= Christian Kølle =

Norwegian linguist & theologian (1736–1814)

Christian Kølle (15 August 1736 – 30 January 1814) was a Norwegian educator and theologian known for his at-the-time innovative views on written Norwegian that preceded many of the later language reforms.

==Background==
He was born in Kristiania to government official (kanselliråd) Jens Kølle and his wife Catharine Hermine Juell. He attended the Christiania Cathedral School, enrolled as a student in 1755 and graduated with a cand.theol. degree in 1760. He applied for various clergical positions in Denmark, but was never appointed supposedly because of closeness with the Moravian Church. He instead worked as a private tutor in Kråkstad, Fjære, and Arendal. In 1770 he bought the farm Snarøen and ran his own boarding school.

==Career==
Kølle wrote several of the textbooks used in his school. In some of these books, he employed linguistic ideas that preceded many actual language reforms in Norway. He emphasized "purely Norwegian" words in books, and argued for more phonemic orthography in the written language. In an anonymous work released in 1785 he introduced the written feminine grammatical gender in Norway, unheard of in the Danish written culture of the day, but often used in orally Norwegian. He also introduced a precursor to the letter "å" instead of "aa". Following the model of the letter ø, which was an o with a slash through it, he chose the character ⱥ (a with a slash through it), to replace aa. Although he preferred to use ⱥ, he used å or aͤ (a with superscript o or e) when this type was not available.
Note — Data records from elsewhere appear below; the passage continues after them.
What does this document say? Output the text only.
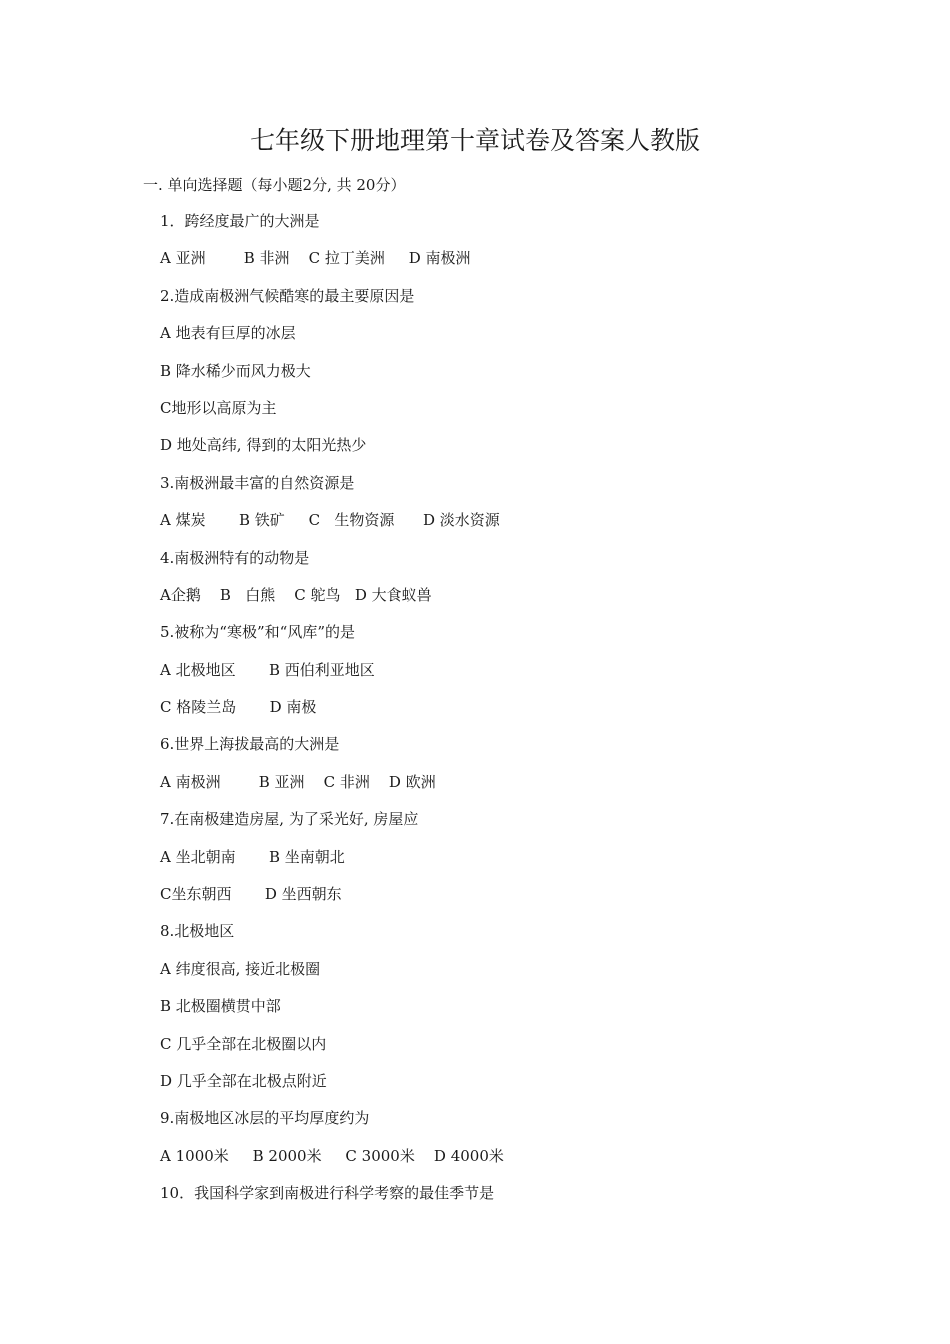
七年级下册地理第十章试卷及答案人教版
一. 单向选择题（每小题2分, 共 20分）
1．跨经度最广的大洲是
A 亚洲        B 非洲    C 拉丁美洲     D 南极洲
2.造成南极洲气候酷寒的最主要原因是
A 地表有巨厚的冰层
B 降水稀少而风力极大
C地形以高原为主
D 地处高纬, 得到的太阳光热少
3.南极洲最丰富的自然资源是
A 煤炭       B 铁矿     C   生物资源      D 淡水资源
4.南极洲特有的动物是
A企鹅    B   白熊    C 鸵鸟   D 大食蚁兽
5.被称为“寒极”和“风库”的是
A 北极地区       B 西伯利亚地区
C 格陵兰岛       D 南极
6.世界上海拔最高的大洲是
A 南极洲        B 亚洲    C 非洲    D 欧洲
7.在南极建造房屋, 为了采光好, 房屋应
A 坐北朝南       B 坐南朝北
C坐东朝西       D 坐西朝东
8.北极地区
A 纬度很高, 接近北极圈
B 北极圈横贯中部
C 几乎全部在北极圈以内
D 几乎全部在北极点附近
9.南极地区冰层的平均厚度约为
A 1000米     B 2000米     C 3000米    D 4000米
10．我国科学家到南极进行科学考察的最佳季节是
His principles were attacked by J. J. Vangensten in Norway's first newspaper Norske Intelligenz-Sedler, and by Jens Kragh Høst in the Danish Kiøbenhavnske Efterretninger om lærde Sager, both in 1796. A rebuttal by Kølle was printed in both publications in 1797. He was a predecessor of later language reformers, including Rasmus Rask and Knud Knudsen. The letter å eventually became introduced in Norwegian in 1917, and written feminine grammatical gender also became a reality.
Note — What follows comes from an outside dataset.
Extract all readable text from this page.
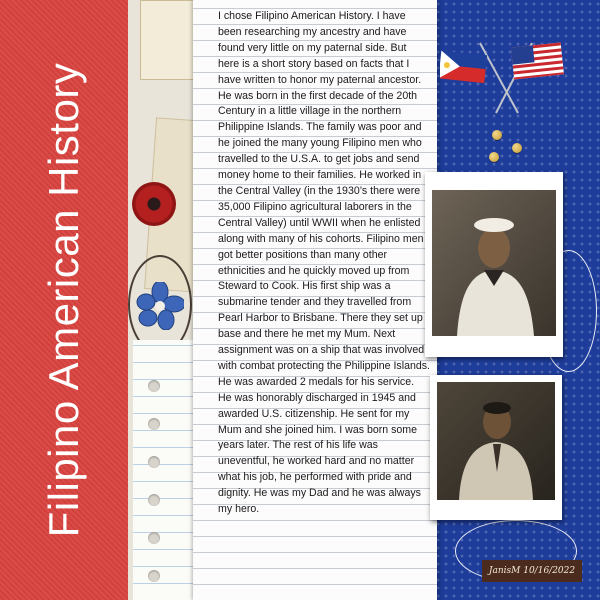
Filipino American History

I chose Filipino American History. I have been researching my ancestry and have found very little on my paternal side. But here is a short story based on facts that I have written to honor my paternal ancestor.
He was born in the first decade of the 20th Century in a little village in the northern Philippine Islands. The family was poor and he joined the many young Filipino men who travelled to the U.S.A. to get jobs and send money home to their families. He worked in the Central Valley (in the 1930’s there were 35,000 Filipino agricultural laborers in the Central Valley) until WWII when he enlisted along with many of his cohorts. Filipino men got better positions than many other ethnicities and he quickly moved up from Steward to Cook. His first ship was a submarine tender and they travelled from Pearl Harbor to Brisbane. There they set up base and there he met my Mum. Next assignment was on a ship that was involved with combat protecting the Philippine Islands. He was awarded 2 medals for his service. He was honorably discharged in 1945 and awarded U.S. citizenship. He sent for my Mum and she joined him. I was born some years later. The rest of his life was uneventful, he worked hard and no matter what his job, he performed with pride and dignity. He was my Dad and he was always my hero.

JanisM 10/16/2022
Kølle released the topographical pamphlet Kårt Beskrivelse over Snarøen, en liden Gård ved Christiania in 1792. The pamphlet is a useful historical source on Snarøen (now: Snarøya), and also contained a section of farmer's advice. The pamphlet was embedded with an issue of Norske Intelligenz-Sedler. In 1794 he released the Enlightenment-typical book Ær dæt Fårnuftigt at have Religion? åk Vilken av så mange ær dæn Fårnuftigste?. Both publications were written in his own phonemic orthography. In 1805 he released an autobiography.

==Personal life==
He was married to Elisabeth Monrad (1758–1829), who was a sister of Lars Monrad (1762–1836), owner of a noted pharmacy in Bergen. They had three daughters. One of them, Catharine Hermine Kølle (1788–1859), is known as both the first female hiker and the first female painter in Norway. Christian Kølle sold the farm in 1803, and moved with his family to Kopervik, a place which he considered safer in the event of war. He had intended to move to Strandebarm, then changed his mind, but soon became dissatisfied with Kopervik as well. They moved on to Ulvik in 1805, where he again opened a small learning institution. He died at his farm in 1814, and his wife died in 1829 in Os. In modern times, a road at Snarøya was named after him.